В начале использования метода после каждого цикла нагревания — охлаждения приходилось добавлять в реакционную смесь ДНК-полимеразу, так как она быстро инактивировалась при высокой температуре, необходимой для разделения цепей спирали ДНК. Процедура была очень неэффективной, требовала много времени и фермента. В 1986 г. она была существенно улучшена. Было предложено использовать ДНК-полимеразы из термофильных бактерий [3]. Эти ферменты оказались термостабильными и были способны выдерживать множество циклов реакции. Их использование позволило упростить и автоматизировать проведение ПЦР. Одна из первых термостабильных ДНК-полимераз была выделена из бактерий Thermus aquaticus и названа Taq-полимеразой. Недостаток этой полимеразы заключается в том, что вероятность внесения ошибочного нуклеотида у неё достаточно высока, так как у этого фермента отсутствуют механизмы исправления ошибок (3'^5' экзонуклеазная активность). Полимеразы Pfu и Pwo, выделенные из архей, обладают таким механизмом, их использование значительно уменьшает число мутаций в ДНК, но скорость их работы (процессивность) ниже, чем у Taq. Сейчас применяют смеси Taq и Pfu, чтобы добиться одновременно высокой скорости полимеризации и высокой точности копирования.

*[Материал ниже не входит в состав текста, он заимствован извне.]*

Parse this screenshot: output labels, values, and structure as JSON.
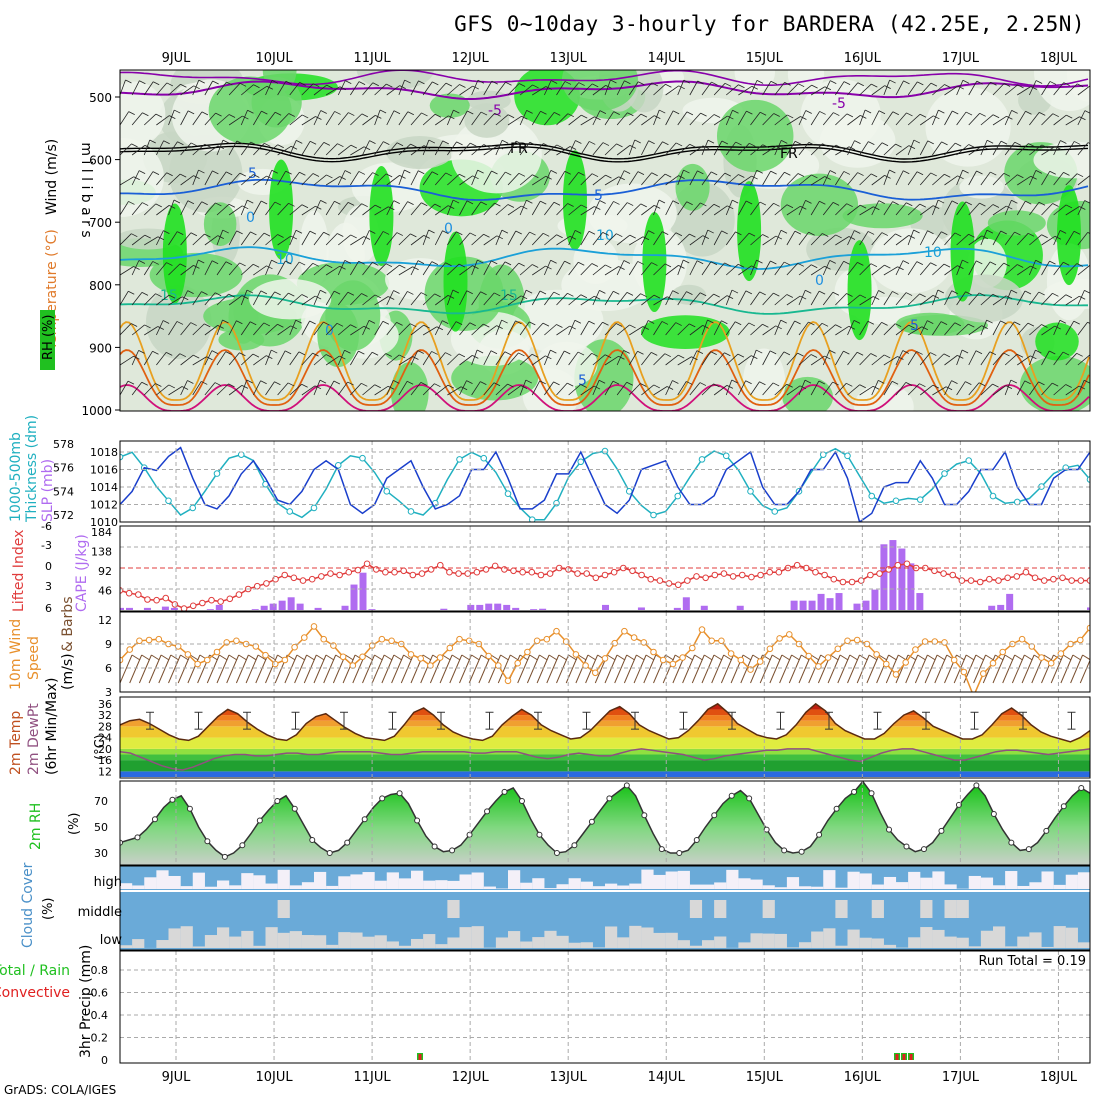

В момент изобретения метода Маллис работал в компании Цетус (Cetus), которая и запатентовала метод ПЦР. В 1992 году Цетус продала права на метод и патент на использование Taq-полимеразы компании Хофман-Ла Рош (Hoffmann-La Roche) за 300 млн. долларов. Однако оказалось, что Taq-полимераза была охарактеризована русским биохимиком Алексеем Калединым в 1980 году [4], в связи с чем компания Промега (Promega) пыталась в судебном порядке заставить Рош отказаться от исключительных прав на этот фермент [5]. Американский патент на метод ПЦР истёк в марте 2005 г.